Early life and education
Kristensen was born into a military family of partial Danish and Norwegian ancestry. His father, Edward Kristensen, is a career officer in the United States Navy who rose to the rank of Rear Admiral. As his father was in the military, Erik traveled widely with his family as a child, living in such places as Japan, Guam, California, Maryland, Virginia, and Washington, D.C., among others.

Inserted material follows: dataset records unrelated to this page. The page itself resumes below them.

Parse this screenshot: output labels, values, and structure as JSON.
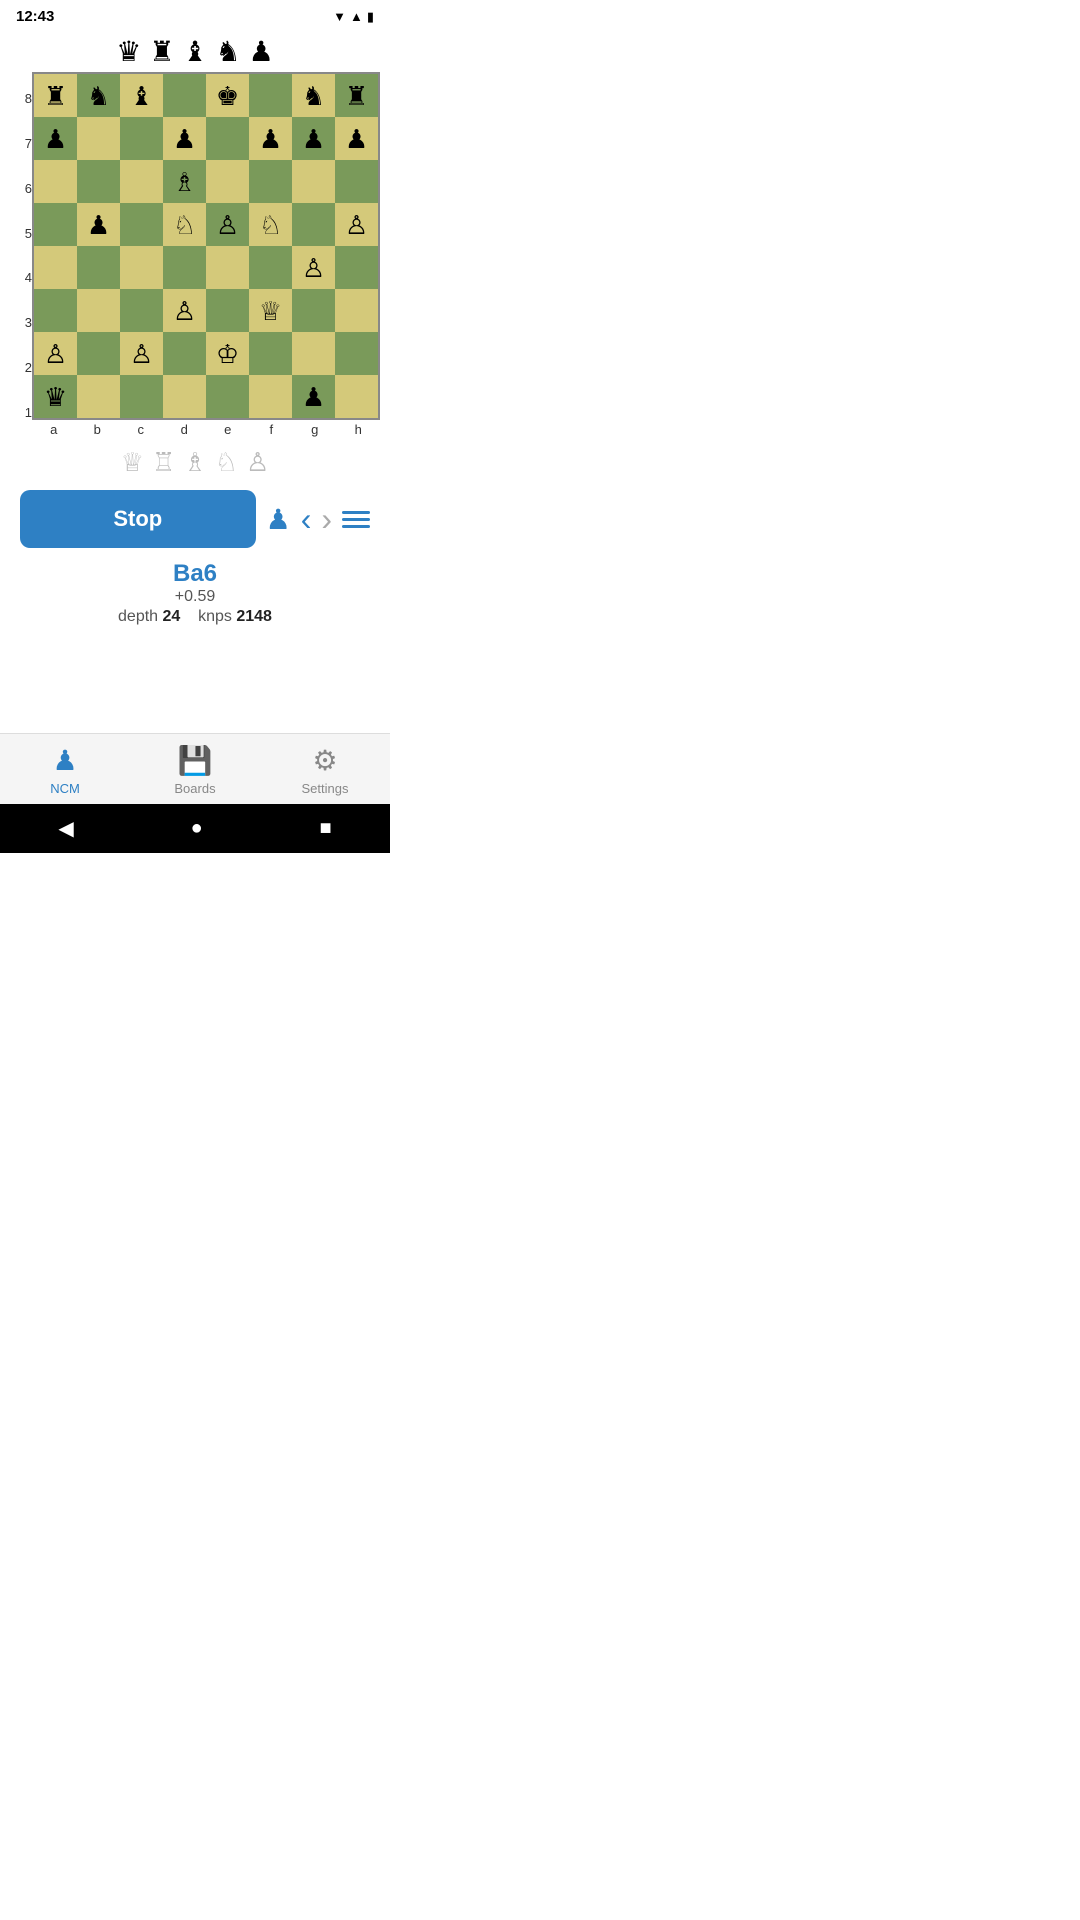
{
  "status": {
    "time": "12:43",
    "wifi": "▼",
    "signal": "▲",
    "battery": "🔋"
  },
  "captured_top": [
    "♛",
    "♜",
    "♝",
    "♞",
    "♟"
  ],
  "captured_bottom": [
    "♕",
    "♖",
    "♗",
    "♘",
    "♙"
  ],
  "board": {
    "ranks": [
      "8",
      "7",
      "6",
      "5",
      "4",
      "3",
      "2",
      "1"
    ],
    "files": [
      "a",
      "b",
      "c",
      "d",
      "e",
      "f",
      "g",
      "h"
    ],
    "pieces": {
      "a8": "♜",
      "b8": "♞",
      "c8": "♝",
      "e8": "♚",
      "g8": "♞",
      "h8": "♜",
      "a7": "♟",
      "d7": "♟",
      "f7": "♟",
      "g7": "♟",
      "h7": "♟",
      "d6": "♗",
      "b5": "♟",
      "d5": "♘",
      "e5": "♙",
      "f5": "♘",
      "h5": "♙",
      "g4": "♙",
      "d3": "♙",
      "f3": "♕",
      "a2": "♙",
      "c2": "♙",
      "e2": "♔",
      "a1": "♛",
      "g1": "♟"
    }
  },
  "controls": {
    "stop_label": "Stop",
    "pawn_icon": "♟",
    "nav_left": "‹",
    "nav_right": "›",
    "menu": "≡"
  },
  "analysis": {
    "move": "Ba6",
    "score": "+0.59",
    "depth_label": "depth",
    "depth_value": "24",
    "knps_label": "knps",
    "knps_value": "2148"
  },
  "nav": {
    "items": [
      {
        "id": "ncm",
        "label": "NCM",
        "active": true
      },
      {
        "id": "boards",
        "label": "Boards",
        "active": false
      },
      {
        "id": "settings",
        "label": "Settings",
        "active": false
      }
    ]
  },
  "sys_nav": {
    "back": "◀",
    "home": "●",
    "recent": "■"
  }
}
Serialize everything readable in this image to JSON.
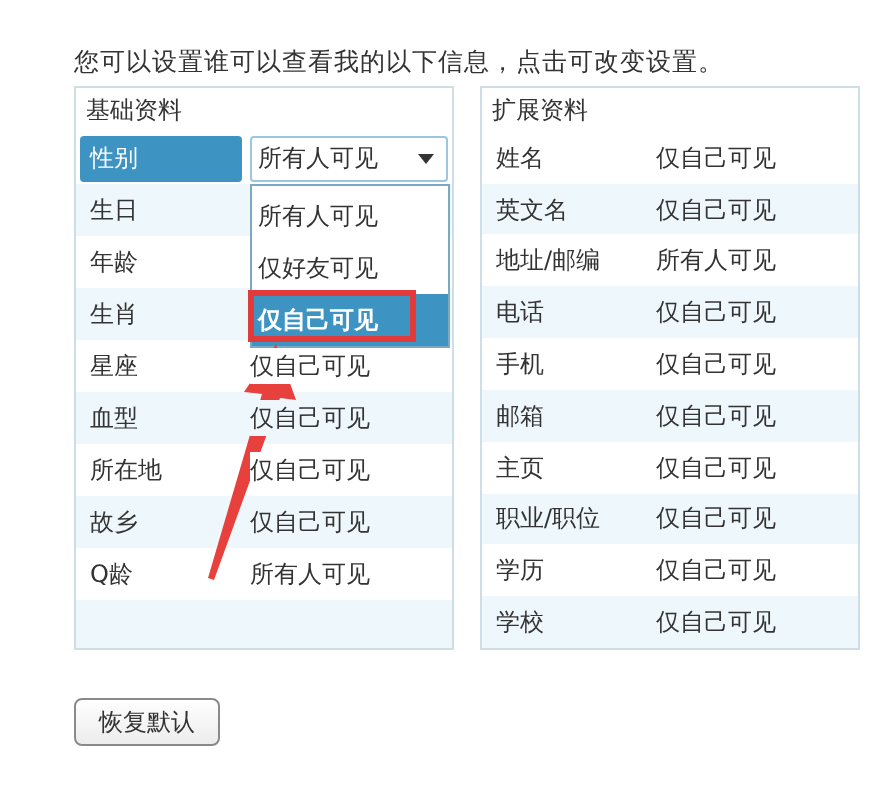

He graduated from Gonzaga College High School in Washington, D.C. in 1990, and continued his education at Phillips Academy (Andover, Massachusetts) before moving on to the United States Naval Academy, where he majored in English. After graduation in 1995, he was commissioned an ensign and served in the engineering and combat systems departments of USS Chandler in Everett, Washington. He attended the Graduate Institute at St. John's College in Annapolis, Maryland, while he taught English at the U.S. Naval Academy. He left both his graduate studies and teaching at the Academy to pursue a career as a Navy SEAL.

Career
He reported to Basic Underwater Demolition/Sea, Air, Land training (BUD/S) at Coronado, California at age 27, making him one of the oldest in his class. Kristensen graduated with class 233 in March 2001. He then completed Parachute Training and SEAL Qualification Training. His first assignment was to SEAL Team EIGHT as a platoon commander.

Operation Red Wings
On June 28, 2005, a four-man Navy SEAL reconnaissance and surveillance team was assigned to keep eyes on Ahmad Shah (nom de guerre Mohammad Ismail), who had no affiliation with the Taliban other than fighting against Anti-Coalition Forces but who was responsible for operations in eastern Afghanistan and the Hindu Kush mountains.
The SEAL team was made up of Matthew Axelson, Danny Dietz, Marcus Luttrell, and Michael P. Murphy. Luttrell was rear medical, Axelson the team's sniper; Dietz was the communications officer and Murphy the team leader. The four SEALs engaged local Taliban forces, they were engaged in an intense gun battle against a force of approximately 30–40 enemy fighters. Murphy risked his life to get off an emergency message to his command. Of the four-man team, only Luttrell would survive.

Death
Upon hearing the distress call, an MH-47 Chinook helicopter was dispatched with a force consisting of SEALs including Kristensen and 160th SOAR Nightstalkers to rescue the team, but the helicopter was shot down by an RPG. All 16 men on board the Chinook including Kristensen were killed. The battle was later called "the worst single day loss of life for Naval Special Warfare personnel since World War II." In interviews Ahmad Shah maintained that his forces had set a trap for the American forces: "We certainly know that when the American army comes under pressure and they get hit, they will try to help their friends. It is the law of the battlefield."

Posthumous

Days after Kristensen's death was announced, California Governor Arnold Schwarzenegger released a statement stating his deepest condolences to his family and friends and announcing that flags at the California State Capitol would be flown at half-staff in his honor.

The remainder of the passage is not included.